Africa U-23 Cup of Nations

The Total Africa U-23 Cup of Nations (known as the CAF U-23 Championship until 2015) is the main international football competition for CAF nations, played by under 23 years old players. It is held every four years with the top three teams qualifying automatically to the Olympic Games and the fourth-placed finisher playing in a play-off against a team from the Asian Football Confederation.

CAF Champions League

The CAF Champions League is an annual continental club football competition run by the Confederation of African Football (CAF). The top club sides from Africa's football leagues are invited to participate in this competition, which is the premier club football competition in the continent and the equivalent to the UEFA Champions League. Due to sponsorship reasons, the official name is Total CAF Champions League, with Total Champions League also in use.The winner of the tournament earns a berth for the FIFA Club World Cup, a tournament contested between the champion clubs from all six continental confederations, and also faces the winner of the CAF Confederation Cup in the following season's CAF Super Cup.

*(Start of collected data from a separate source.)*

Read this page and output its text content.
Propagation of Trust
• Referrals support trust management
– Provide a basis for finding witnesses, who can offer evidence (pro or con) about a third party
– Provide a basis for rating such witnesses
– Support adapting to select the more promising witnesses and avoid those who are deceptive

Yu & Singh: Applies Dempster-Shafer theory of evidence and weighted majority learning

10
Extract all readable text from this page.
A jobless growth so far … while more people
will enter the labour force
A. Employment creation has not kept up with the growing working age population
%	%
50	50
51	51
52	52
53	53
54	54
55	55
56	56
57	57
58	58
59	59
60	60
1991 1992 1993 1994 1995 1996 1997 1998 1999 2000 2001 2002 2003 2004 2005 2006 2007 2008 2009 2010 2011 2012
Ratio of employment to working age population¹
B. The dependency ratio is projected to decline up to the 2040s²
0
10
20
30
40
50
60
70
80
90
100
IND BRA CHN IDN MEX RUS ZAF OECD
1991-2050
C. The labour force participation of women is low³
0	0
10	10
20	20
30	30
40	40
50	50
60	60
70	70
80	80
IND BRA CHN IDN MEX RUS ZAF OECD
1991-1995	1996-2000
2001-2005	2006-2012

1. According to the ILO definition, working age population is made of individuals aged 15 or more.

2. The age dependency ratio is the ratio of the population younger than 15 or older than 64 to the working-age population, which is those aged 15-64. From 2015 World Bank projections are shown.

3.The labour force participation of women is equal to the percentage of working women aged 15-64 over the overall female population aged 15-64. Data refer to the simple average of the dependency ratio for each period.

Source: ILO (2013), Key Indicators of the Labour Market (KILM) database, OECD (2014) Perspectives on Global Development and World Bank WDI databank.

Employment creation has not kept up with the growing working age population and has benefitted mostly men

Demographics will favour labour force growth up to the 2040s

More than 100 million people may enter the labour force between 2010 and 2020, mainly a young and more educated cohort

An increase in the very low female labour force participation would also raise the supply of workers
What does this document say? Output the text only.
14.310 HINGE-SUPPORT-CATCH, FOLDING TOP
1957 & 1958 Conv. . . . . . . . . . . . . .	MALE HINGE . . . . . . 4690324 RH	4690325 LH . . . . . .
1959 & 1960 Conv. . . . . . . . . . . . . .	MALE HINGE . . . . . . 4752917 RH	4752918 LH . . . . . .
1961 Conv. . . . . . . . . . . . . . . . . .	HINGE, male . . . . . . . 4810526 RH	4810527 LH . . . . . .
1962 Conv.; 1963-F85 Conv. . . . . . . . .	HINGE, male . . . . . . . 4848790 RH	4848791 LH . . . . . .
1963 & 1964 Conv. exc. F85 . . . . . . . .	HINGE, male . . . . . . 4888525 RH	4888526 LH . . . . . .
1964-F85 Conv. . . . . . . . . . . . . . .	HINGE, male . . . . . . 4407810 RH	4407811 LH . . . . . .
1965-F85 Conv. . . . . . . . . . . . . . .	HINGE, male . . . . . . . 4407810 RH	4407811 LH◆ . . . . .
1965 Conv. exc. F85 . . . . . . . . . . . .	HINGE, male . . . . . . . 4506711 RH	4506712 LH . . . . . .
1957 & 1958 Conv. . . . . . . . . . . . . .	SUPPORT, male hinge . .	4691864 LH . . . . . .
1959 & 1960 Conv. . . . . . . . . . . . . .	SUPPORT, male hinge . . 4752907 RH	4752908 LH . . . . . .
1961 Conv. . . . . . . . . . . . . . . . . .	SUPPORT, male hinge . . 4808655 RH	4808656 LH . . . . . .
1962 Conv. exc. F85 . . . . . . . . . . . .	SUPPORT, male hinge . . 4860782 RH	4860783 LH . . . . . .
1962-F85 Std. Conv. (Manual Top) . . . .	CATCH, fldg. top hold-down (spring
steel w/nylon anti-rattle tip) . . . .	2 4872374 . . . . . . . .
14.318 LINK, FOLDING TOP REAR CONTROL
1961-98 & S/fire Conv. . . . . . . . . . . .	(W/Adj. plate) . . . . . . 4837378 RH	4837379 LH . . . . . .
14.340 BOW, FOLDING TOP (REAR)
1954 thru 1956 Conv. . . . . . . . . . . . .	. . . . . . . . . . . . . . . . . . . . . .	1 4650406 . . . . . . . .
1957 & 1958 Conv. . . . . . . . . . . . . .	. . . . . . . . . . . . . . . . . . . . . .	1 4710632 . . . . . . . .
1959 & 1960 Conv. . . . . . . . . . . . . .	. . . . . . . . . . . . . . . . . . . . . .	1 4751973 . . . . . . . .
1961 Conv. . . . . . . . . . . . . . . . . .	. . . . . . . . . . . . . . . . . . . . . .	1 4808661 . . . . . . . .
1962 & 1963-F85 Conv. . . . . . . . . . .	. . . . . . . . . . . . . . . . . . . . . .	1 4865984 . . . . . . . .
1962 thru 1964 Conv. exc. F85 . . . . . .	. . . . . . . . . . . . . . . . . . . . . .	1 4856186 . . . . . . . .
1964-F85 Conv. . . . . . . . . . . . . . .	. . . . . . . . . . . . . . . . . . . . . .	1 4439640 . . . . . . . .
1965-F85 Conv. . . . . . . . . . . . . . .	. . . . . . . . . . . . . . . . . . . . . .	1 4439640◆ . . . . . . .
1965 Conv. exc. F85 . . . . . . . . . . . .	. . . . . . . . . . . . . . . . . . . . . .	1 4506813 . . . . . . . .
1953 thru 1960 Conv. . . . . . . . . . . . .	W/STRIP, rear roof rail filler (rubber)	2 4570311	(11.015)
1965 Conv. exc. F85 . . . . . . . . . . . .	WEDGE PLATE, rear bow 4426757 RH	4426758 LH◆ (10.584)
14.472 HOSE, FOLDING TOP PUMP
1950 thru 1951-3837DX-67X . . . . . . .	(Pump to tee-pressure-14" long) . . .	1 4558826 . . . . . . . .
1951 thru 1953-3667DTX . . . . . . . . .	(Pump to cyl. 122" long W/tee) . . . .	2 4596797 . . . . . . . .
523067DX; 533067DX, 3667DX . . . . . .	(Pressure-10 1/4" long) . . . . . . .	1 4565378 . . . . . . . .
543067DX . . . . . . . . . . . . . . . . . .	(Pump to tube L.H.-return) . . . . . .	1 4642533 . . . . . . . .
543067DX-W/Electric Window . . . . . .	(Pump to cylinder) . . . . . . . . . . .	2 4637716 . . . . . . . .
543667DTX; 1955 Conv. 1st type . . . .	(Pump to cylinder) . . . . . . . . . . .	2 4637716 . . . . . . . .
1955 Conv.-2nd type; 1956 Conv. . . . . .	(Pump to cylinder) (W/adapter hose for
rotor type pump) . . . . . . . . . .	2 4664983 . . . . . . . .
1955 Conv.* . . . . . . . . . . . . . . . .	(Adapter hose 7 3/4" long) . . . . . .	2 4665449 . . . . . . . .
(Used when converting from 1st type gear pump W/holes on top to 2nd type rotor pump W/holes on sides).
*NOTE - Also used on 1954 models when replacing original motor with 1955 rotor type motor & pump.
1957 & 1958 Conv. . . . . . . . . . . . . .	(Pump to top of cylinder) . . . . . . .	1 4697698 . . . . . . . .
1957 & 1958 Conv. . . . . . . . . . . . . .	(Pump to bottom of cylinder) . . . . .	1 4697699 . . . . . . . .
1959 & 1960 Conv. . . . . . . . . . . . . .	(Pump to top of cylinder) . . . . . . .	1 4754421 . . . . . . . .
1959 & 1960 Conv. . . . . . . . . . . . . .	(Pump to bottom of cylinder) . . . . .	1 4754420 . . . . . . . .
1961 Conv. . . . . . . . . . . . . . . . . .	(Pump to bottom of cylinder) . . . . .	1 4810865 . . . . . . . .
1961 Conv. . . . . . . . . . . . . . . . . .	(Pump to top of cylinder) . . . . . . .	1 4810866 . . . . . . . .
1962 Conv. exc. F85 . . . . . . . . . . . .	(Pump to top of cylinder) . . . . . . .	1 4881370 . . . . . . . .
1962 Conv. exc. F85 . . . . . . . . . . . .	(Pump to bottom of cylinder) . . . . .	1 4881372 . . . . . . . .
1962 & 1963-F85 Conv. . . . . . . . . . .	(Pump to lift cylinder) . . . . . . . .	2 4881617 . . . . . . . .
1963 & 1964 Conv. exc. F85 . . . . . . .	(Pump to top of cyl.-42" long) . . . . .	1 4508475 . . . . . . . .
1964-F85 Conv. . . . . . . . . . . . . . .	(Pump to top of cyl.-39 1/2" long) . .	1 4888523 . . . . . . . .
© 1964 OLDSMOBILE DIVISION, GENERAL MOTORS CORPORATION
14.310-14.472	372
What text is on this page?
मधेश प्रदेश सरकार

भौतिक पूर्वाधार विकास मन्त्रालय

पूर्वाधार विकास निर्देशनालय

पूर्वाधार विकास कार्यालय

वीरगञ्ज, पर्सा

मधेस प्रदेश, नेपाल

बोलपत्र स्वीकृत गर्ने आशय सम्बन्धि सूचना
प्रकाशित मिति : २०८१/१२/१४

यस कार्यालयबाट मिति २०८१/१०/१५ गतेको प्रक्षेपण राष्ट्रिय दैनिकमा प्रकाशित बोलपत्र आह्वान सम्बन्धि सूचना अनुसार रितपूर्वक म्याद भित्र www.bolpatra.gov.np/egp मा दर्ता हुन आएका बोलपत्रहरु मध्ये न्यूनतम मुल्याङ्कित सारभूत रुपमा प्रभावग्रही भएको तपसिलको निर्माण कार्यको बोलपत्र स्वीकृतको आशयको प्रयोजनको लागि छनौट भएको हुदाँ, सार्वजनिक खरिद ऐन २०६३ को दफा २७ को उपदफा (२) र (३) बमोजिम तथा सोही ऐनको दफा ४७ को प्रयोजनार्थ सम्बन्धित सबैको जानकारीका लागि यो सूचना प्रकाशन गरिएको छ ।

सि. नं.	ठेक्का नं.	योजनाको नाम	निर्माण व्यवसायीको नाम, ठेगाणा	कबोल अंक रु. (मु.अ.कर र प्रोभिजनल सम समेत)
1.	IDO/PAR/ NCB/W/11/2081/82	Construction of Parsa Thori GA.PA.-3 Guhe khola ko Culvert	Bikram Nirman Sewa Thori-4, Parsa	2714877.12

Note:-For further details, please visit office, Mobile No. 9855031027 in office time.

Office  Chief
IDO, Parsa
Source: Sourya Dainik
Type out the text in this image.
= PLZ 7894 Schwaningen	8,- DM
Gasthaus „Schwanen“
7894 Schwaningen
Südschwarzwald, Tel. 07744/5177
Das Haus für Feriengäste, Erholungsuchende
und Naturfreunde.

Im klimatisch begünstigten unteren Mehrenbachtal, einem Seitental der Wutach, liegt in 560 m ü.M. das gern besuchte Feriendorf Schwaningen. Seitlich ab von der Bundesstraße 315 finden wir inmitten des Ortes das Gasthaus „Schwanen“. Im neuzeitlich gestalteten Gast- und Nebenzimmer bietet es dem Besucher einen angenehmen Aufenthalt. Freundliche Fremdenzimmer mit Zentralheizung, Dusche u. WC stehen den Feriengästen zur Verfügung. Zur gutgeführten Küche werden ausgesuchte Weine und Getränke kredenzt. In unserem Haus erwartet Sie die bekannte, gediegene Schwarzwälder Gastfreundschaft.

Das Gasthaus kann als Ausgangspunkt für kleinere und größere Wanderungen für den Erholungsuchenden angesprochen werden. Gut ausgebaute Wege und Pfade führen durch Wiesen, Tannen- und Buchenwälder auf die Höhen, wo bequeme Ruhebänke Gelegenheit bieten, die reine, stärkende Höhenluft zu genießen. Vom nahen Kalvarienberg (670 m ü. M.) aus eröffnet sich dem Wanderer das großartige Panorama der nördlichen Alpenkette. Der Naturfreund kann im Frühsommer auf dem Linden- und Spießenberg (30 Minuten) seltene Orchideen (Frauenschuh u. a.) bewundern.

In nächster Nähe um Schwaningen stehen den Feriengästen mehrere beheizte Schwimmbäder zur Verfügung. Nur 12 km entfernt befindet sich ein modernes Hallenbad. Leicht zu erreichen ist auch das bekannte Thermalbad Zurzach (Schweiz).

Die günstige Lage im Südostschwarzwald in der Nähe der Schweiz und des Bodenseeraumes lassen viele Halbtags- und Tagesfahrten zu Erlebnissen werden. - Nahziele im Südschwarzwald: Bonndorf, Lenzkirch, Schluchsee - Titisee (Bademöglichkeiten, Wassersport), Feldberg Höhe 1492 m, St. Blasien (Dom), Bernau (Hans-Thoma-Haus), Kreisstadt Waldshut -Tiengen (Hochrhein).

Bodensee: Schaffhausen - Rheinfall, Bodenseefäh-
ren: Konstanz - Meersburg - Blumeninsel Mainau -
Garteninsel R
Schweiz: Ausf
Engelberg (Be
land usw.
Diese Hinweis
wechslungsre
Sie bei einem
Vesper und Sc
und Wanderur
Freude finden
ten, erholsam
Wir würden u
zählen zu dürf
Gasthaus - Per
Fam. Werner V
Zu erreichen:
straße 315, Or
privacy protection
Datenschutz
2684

Egypt's Al Ahly SC is the most successful club in the competition's history, having won the tournament eight times. Egyptian clubs have accumulated the highest number of victories, winning the title 14 times. The reigning champions are ES Tunis of Tunisia, who secured their third win in the competition after defeating Al Ahly SC in the 2018 final.

CAF Confederation Cup

The CAF Confederation Cup, officially named Total CAF Confederation Cup, is an annual club association football competition organised by the Confederation of African Football since 2004. Clubs qualify for the competition based on their performance in their national leagues and cup competitions. It is the second-tier competition of African club football, ranking below the CAF Champions League.

The winner of the tournament faces the winner of the CAF Champions League in the following season's CAF Super Cup.

CAF Cup

The CAF Cup was an annual competition organised by the CAF for domestic leagues runners-up of member associations who have not qualified to one of the two pre-existing CAF international club competitions the African Cup of Champions Clubs or the African Cup Winners' Cup.

CAF Super Cup

The CAF Super Cup (also known as African Super Cup or for sponsorship reasons Total CAF Super Cup) is an annual African association football competition contested between the winners of the Total CAF Champions League and the Total CAF Confederation Cup. The competition was first held in 1993 and is organized by the Confederation of African Football (CAF). It is the continental equivalent of the UEFA Super Cup in European and Recopa Sudamericana in South American club football.

Confederation of African Football

The Confederation of African Football or CAF (French: Confédération Africaine de Football) is the administrative and controlling body for African association football.

CAF represents the national football associations of Africa, runs continental, national, and club competitions, and controls the prize money, regulations and media rights to those competitions.

CAF is the biggest of the six continental confederations of FIFA. Since the expansion of the number of teams at the World Cup finals to 32 in 1998, CAF has been allocated five places, though this was expanded to six for the 2010 tournament in South Africa, to include the hosts.

CAF was established on 8 February 1957 in Khartoum, Sudan, by Egyptian, Ethiopian, South African and Sudanese FAs, following former discussions between the Egyptian, Somali, South African and Sudanese FAs earlier on 7 June 1956 at the Avenida Hotel in Lisbon, Portugal. Its first headquarters was situated in Khartoum for some months until a fire outbreak in the offices of the Sudanese Football Association when the organization moved near Cairo, Egypt. Youssef Mohamad was the first general secretary and Abdel Aziz Abdallah Salem the president. Since 2002, the administrative center has been located in 6th of October City, Cairo, Egypt. CAF currently has 56 member associations: 55 are full members, including former associate Zanzibar (admitted in March 2017), while Réunion remains an associate member (see the CAF Members and Zones section below).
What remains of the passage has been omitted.